On July 6, the Department of Energy announced it was handing out more than $200 million to a handful of states and tribal entities. This is part of an effort to strengthen the country's electrical grid and reduce the impacts of extreme weather and natural disasters due to climate change.

Texas state officials will ultimately develop a plan on what to do with the funds, but the money could go toward programs such as trimming trees around power lines or improving how equipment holds up to extreme heat or cold.

This is good news for a state that's already battled power grid issues in the face of extreme weather events in recent years. 

In 2021, a winter storm forced Texas power grid operators to cut electricity to millions of the state's residents, leaving many people without heat. 

Likewise, a winter storm early this year cut power across the state. In Austin, tree limbs fell after being weighed down by ice, taking power lines with them. And powerful storms took out even more power lines in eastern Texas this June.
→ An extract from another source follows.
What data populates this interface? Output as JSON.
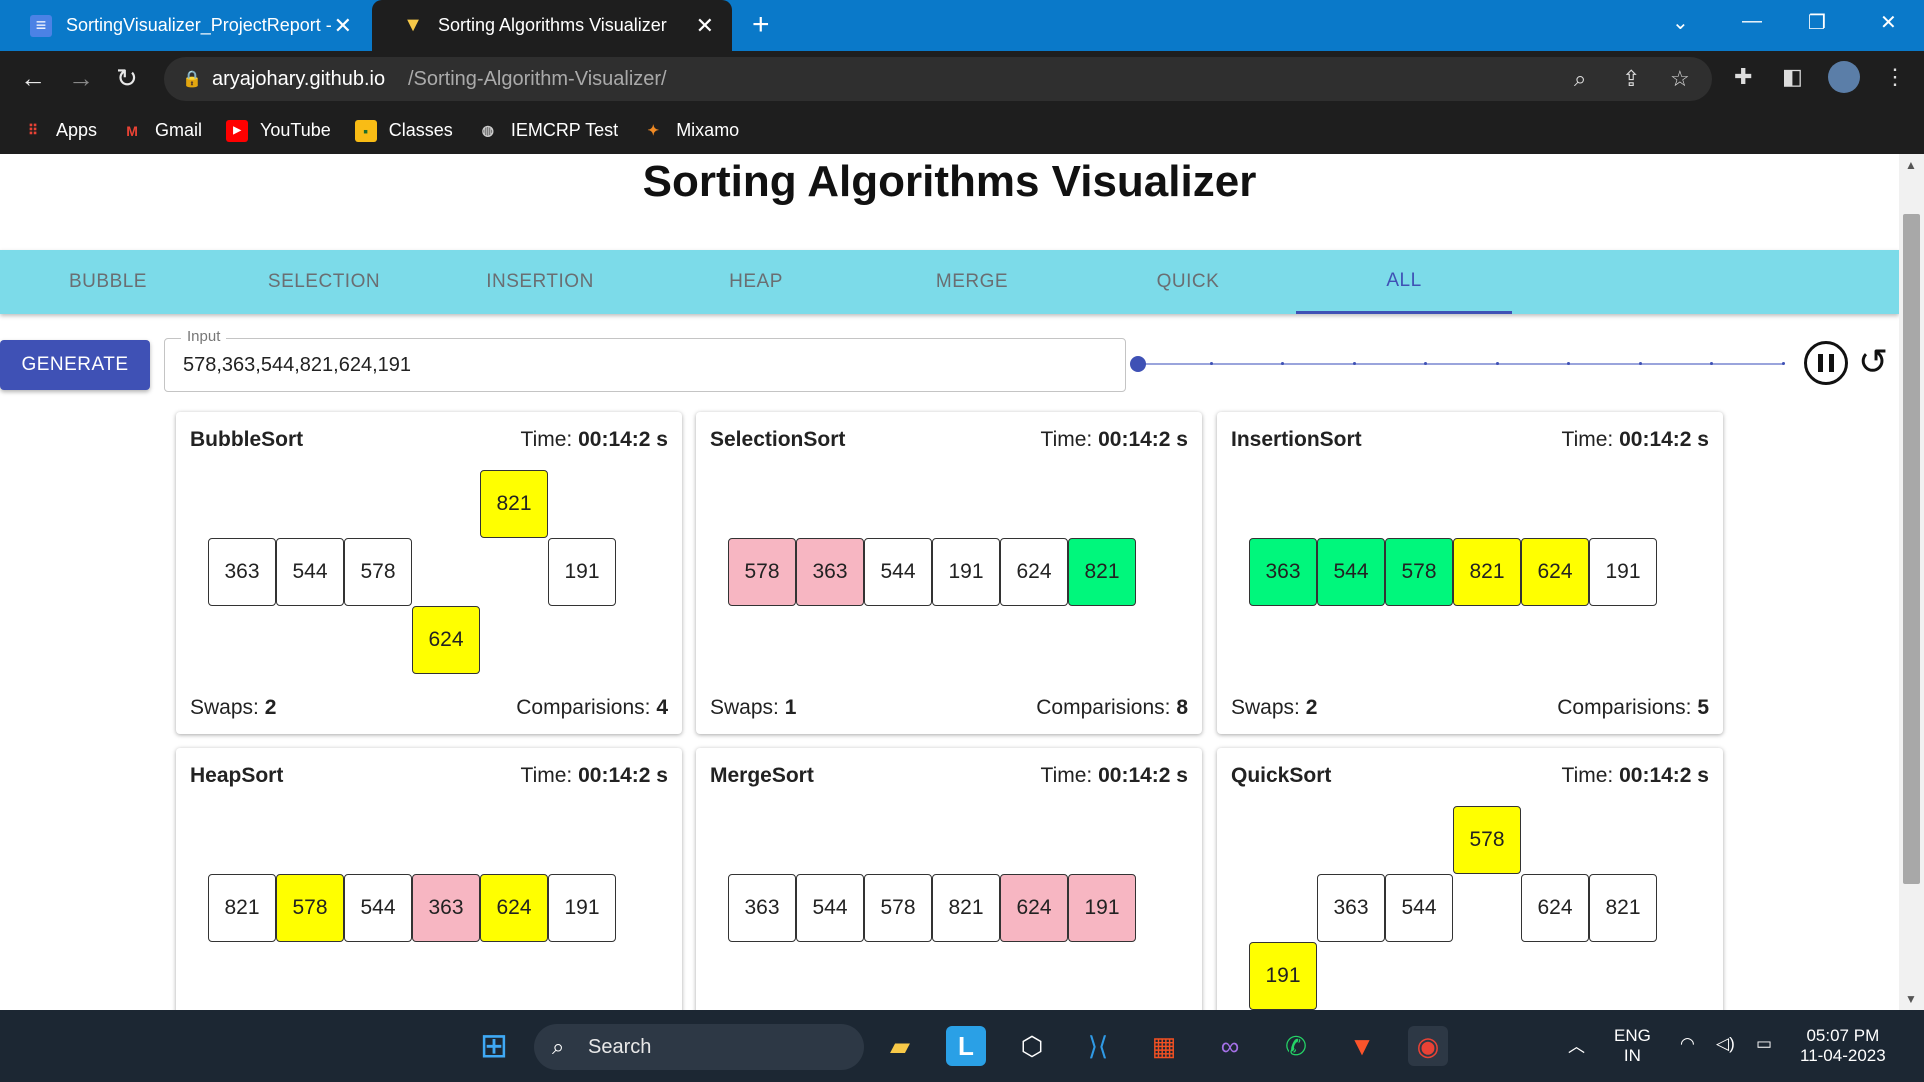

These kinds of extreme weather events are likely to increase in the coming years. A recent report from leading climate scientists and meteorologists said climate change has already driven unprecedented heat waves, floods, and droughts. Storms will likely get stronger and more frequent as the world warms. 

The U.S. also will likely see more tornadoes outside of their typical time and place. That is, Tornado Alley appears to be expanding, and these violent storms could start appearing more in the "offseason" (winter and fall). This will lead to even more destruction across wider swaths of the nation.

Climate change is also indirectly affecting winter storms, which are set to get more extreme, according to Jennifer Francis, senior scientist with the Woodwell Climate Research Center.

"For example, it's causing storms to have more fuel to work with in the form of water vapor and heat [and] more moisture … as a result, these storms are dumping more precipitation," Francis told the Union of Concerned Scientists.

While Texas' power grid grant can't necessarily stop storms from hitting, it can reduce the blow for residents.

"These grants will help modernize the electric grid to reduce impacts of extreme weather and natural disasters while enhancing power sector reliability," Secretary of Energy Jennifer Granholm said in a statement.